By Joseph Wong
Given the expected slow recovery of the real estate industry, many investors are relooking at their options to maximise their property portfolios but strangely enough many are still unaware or uncertain about investing in real estate investment trusts (REITs).
In fact, many are still of that mentality where investing in real estate means flipping for capital gains or going for rental yields.
But with the property market stuck at its current low levels, the question is: Can people still invest in property and expect a favourable yield? Given the slow property market, investors may have to turn their head towards REITs as this is the time when REITs shine.
Unlike first-time homebuyers who face difficulty in securing loans to buy their homes, first time REIT investors do not need to have huge sums of money. They can invest in smaller sums and add on to their investment over time.

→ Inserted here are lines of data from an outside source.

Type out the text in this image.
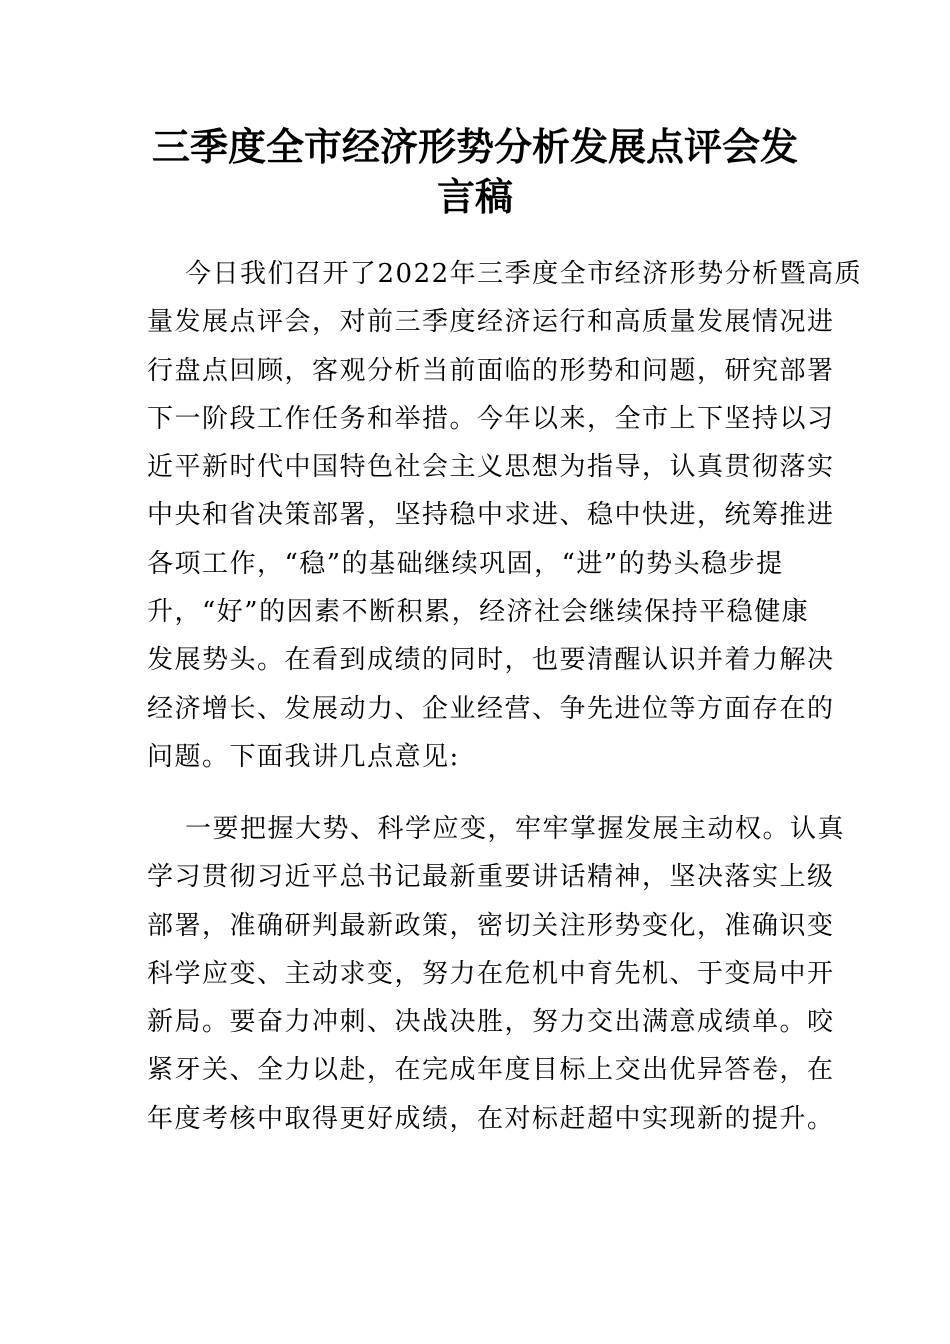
三季度全市经济形势分析发展点评会发
言稿
今日我们召开了2022年三季度全市经济形势分析暨高质
量发展点评会，对前三季度经济运行和高质量发展情况进
行盘点回顾，客观分析当前面临的形势和问题，研究部署
下一阶段工作任务和举措。今年以来，全市上下坚持以习
近平新时代中国特色社会主义思想为指导，认真贯彻落实
中央和省决策部署，坚持稳中求进、稳中快进，统筹推进
各项工作，“稳”的基础继续巩固，“进”的势头稳步提
升，“好”的因素不断积累，经济社会继续保持平稳健康
发展势头。在看到成绩的同时，也要清醒认识并着力解决
经济增长、发展动力、企业经营、争先进位等方面存在的
问题。下面我讲几点意见:
一要把握大势、科学应变，牢牢掌握发展主动权。认真
学习贯彻习近平总书记最新重要讲话精神，坚决落实上级
部署，准确研判最新政策，密切关注形势变化，准确识变
科学应变、主动求变，努力在危机中育先机、于变局中开
新局。要奋力冲刺、决战决胜，努力交出满意成绩单。咬
紧牙关、全力以赴，在完成年度目标上交出优异答卷，在
年度考核中取得更好成绩，在对标赶超中实现新的提升。
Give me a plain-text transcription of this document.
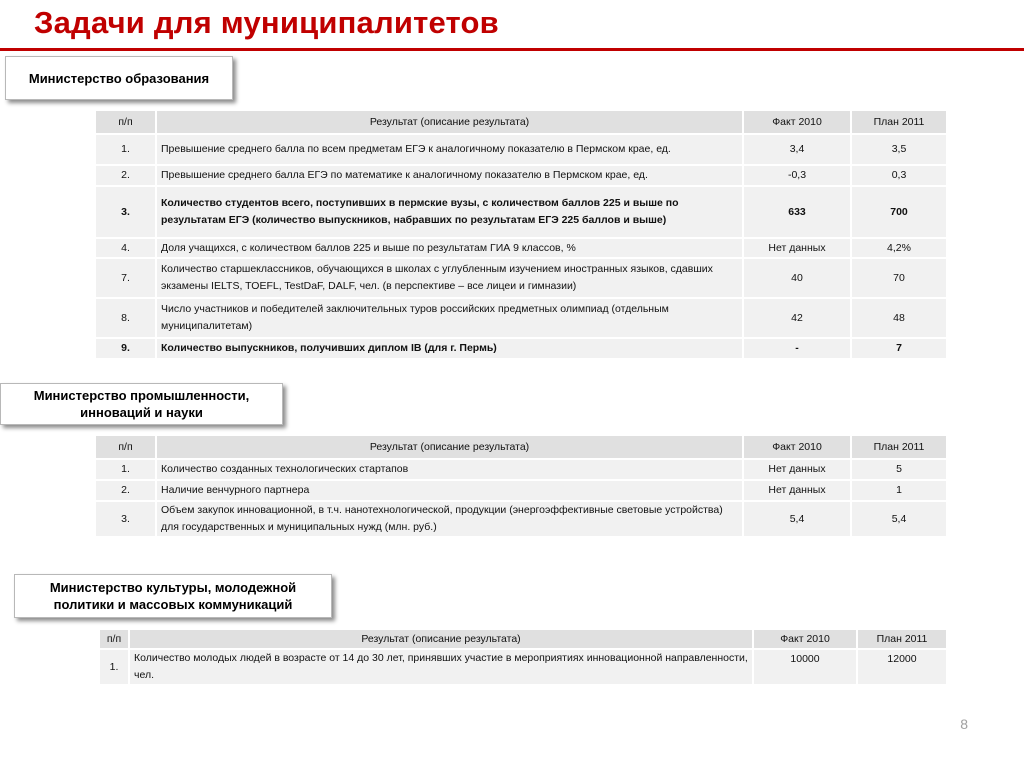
Задачи для муниципалитетов
Министерство образования
п/п	Результат (описание результата)	Факт 2010	План 2011
1.	Превышение среднего балла по всем предметам ЕГЭ к аналогичному показателю в Пермском крае, ед.	3,4	3,5
2.	Превышение среднего балла ЕГЭ по математике к аналогичному показателю в Пермском крае, ед.	-0,3	0,3
3.	Количество студентов всего, поступивших в пермские вузы, с количеством баллов 225 и выше по результатам ЕГЭ (количество выпускников, набравших по результатам ЕГЭ 225 баллов и выше)	633	700
4.	Доля учащихся, с количеством баллов 225 и выше по результатам ГИА 9 классов, %	Нет данных	4,2%
7.	Количество старшеклассников, обучающихся в школах с углубленным изучением иностранных языков, сдавших экзамены IELTS, TOEFL, TestDaF, DALF, чел. (в перспективе – все лицеи и гимназии)	40	70
8.	Число участников и победителей заключительных туров российских предметных олимпиад (отдельным муниципалитетам)	42	48
9.	Количество выпускников, получивших диплом IB (для г. Пермь)	-	7
Министерство промышленности, инноваций и науки
п/п	Результат (описание результата)	Факт 2010	План 2011
1.	Количество созданных технологических стартапов	Нет данных	5
2.	Наличие венчурного партнера	Нет данных	1
3.	Объем закупок инновационной, в т.ч. нанотехнологической, продукции (энергоэффективные световые устройства) для государственных и муниципальных нужд (млн. руб.)	5,4	5,4
Министерство культуры, молодежной политики и массовых коммуникаций
п/п	Результат (описание результата)	Факт 2010	План 2011
1.	Количество молодых людей в возрасте от 14 до 30 лет, принявших участие в мероприятиях инновационной направленности, чел.	10000	12000
8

And they gain quite a substantial dividend yield, usually double of that if they place their savings in fix or term deposits.
An opportunity to invest
“People are shifting towards REITs as it provides them with an opportunity to invest in a large portfolio of real estate assets with lower risk,” said Axis REIT Managers Bhd CEO Leong Kit May.
“REITs appeal to income-oriented investors as we are required to distribute at least 90% of the income to unitholders. Furthermore, REITs are being traded publicly on an exchange which provides investors easy exit plan.
“Unlike REITs, unit trusts linked to properties are non-liquid since they don’t trade. While they do provide some income, they don’t have the requirement to distribute 90% of their income to the unitholders unless stated,” she told StarProperty.
As for the short-term large sum fixed deposit, Leong said it appeals to the high-income investors as the minimum deposit is about RM500,000, which may be beyond the means of most investors.
There is a risk in every investment regardless how safe it appears to be. Every experienced investor knows this. The difference is how high the risk is. There is an adage: High risk, high returns. Although it would be best described as the risk-return trade-off which indicates that the higher the risk, the higher the potential reward.
A savvy investor would know that by diversifying their portfolio, they can reduce their risk.
“Diversification will lead to lower risk,” agreed Leong, adding that many investors go by the rule of not putting “all your eggs in one basket”.
With the nation going through a rough patch with the Covid-19 contagion and the recent political instability resulting from the change in government, the market has become a little more volatile.
Bursa Malaysia’s KLCI index has taken a beating over the last few days falling to close at 1,419.43 on March 12.
Established REITs perform better
For REITS, the more established ones have dividend yields that is mainly double that of the fixed deposit interest rates but there has a drop in dividend yields over time
Leong pointed out that the drop-in dividend yield is mostly due to the appreciation of the unit price like Axis REIT, Pavilion REIT and IGB REIT as investors were keener on stable defensive stocks especially when the market is volatile.
“The more established REITs generally perform better due to the volatility of the share market where investors shift their funds towards REITs to provide stability to their stock portfolio. REITs are generally labelled as defensive due to the high dividend yield and diverse property portfolio,” she said.
The advice for new investors is to study the market before making that first dip into REITs, according to a personal financial advisor.
“Given that some sub-sectors like industrial real estate are performing better, a good idea would be to your due diligence,” he said.
Increased demand for industrial real estate
Like the personal financial advisor, Leong is of the opinion that industrial properties are undervalued and underrated.
“Industrial properties continue to offer a lot of opportunities for investors as this segment has recorded strong growth for the past five years with yield of about 9-10%.
“Furthermore, Budget 2020’s allocation of RM550mil, to provide smart automation matching grants to 1,000 manufacturing and 1,000 services companies, will likely boost investments in the manufacturing industry which is in line with the recently unveiled Shared Prosperity Vision 2030. This will directly increase the demand for industrial properties,” she said.